Tiga tahun berada di Jakarta, entah mengapa aku selalu merasa tidak tenang karena belum pernah sama sekali menginjakkan kaki di Kepulauan Seribu. Berbagai macam paket tur yang setiap minggunya di tawarkan selalu menggoda iman untuk diikuti tapi selalu saja gagal pergi karena jadwal yang tidak cocok atau tidak adanya keberanian untuk ke sana sendiri, karena susah sekali mencari teman yang memiliki kecocokan jadwal, kecocokan budget, dan keinginan yang sama dengan saya untuk menikmati pulau seribu.
Namun, saat UAS kemarin temanku yang berasal dari Korea Selatan yang bernama Gully mengajakku untuk pergi ke Pulau Seribu setelah UAS nanti.
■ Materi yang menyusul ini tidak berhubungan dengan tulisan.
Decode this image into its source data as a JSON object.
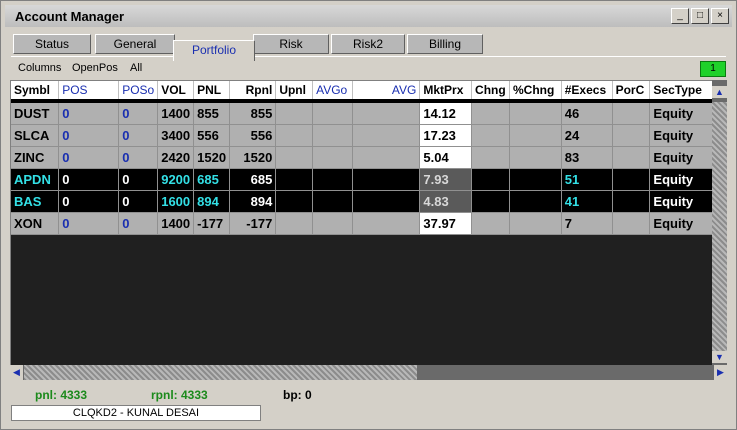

Yap, akhirnya ada juga yang mengajakku untuk pergi kesana, selama ini selalu aku yang mengajak dan tidak seorangpun yang berminat untuk kesana :( mungkin mereka punya prefensi yang berbeda-beda. Aku dan Gully akhirnya memutuskan untuk pergi tanggal 24-25 Desember 2015 karena sampai tanggal 23 Desember Gully masih menjalani ujian. Saat itu aku sedikit pesimis untuk mendapatkan travel agent ke kepulauan seribu pada tanggal tersebut, karena rata-rata travel pada saat itu mengadakan open trip ke Kepulauan Seribu pada tanggal 25-26 Desember 2014, karena tanggal 26 adalah libur paska natal. Namun, aku tetap mencoba mencari di web, namun tidak juga ketemu. Lalu iseng-iseng aku search di instagram dengan menggunakan hastag #pulauseribu dan #pulaupari dan akhirnya dapat! Travel tersebut menawarkan open trip pada tanggal 24-25 Desember 2015 ke Pulau Pari dengan biaya yang menurutku tergolong murah jika dibandingkan dengan yang ditawarkan oleh travel lainnya.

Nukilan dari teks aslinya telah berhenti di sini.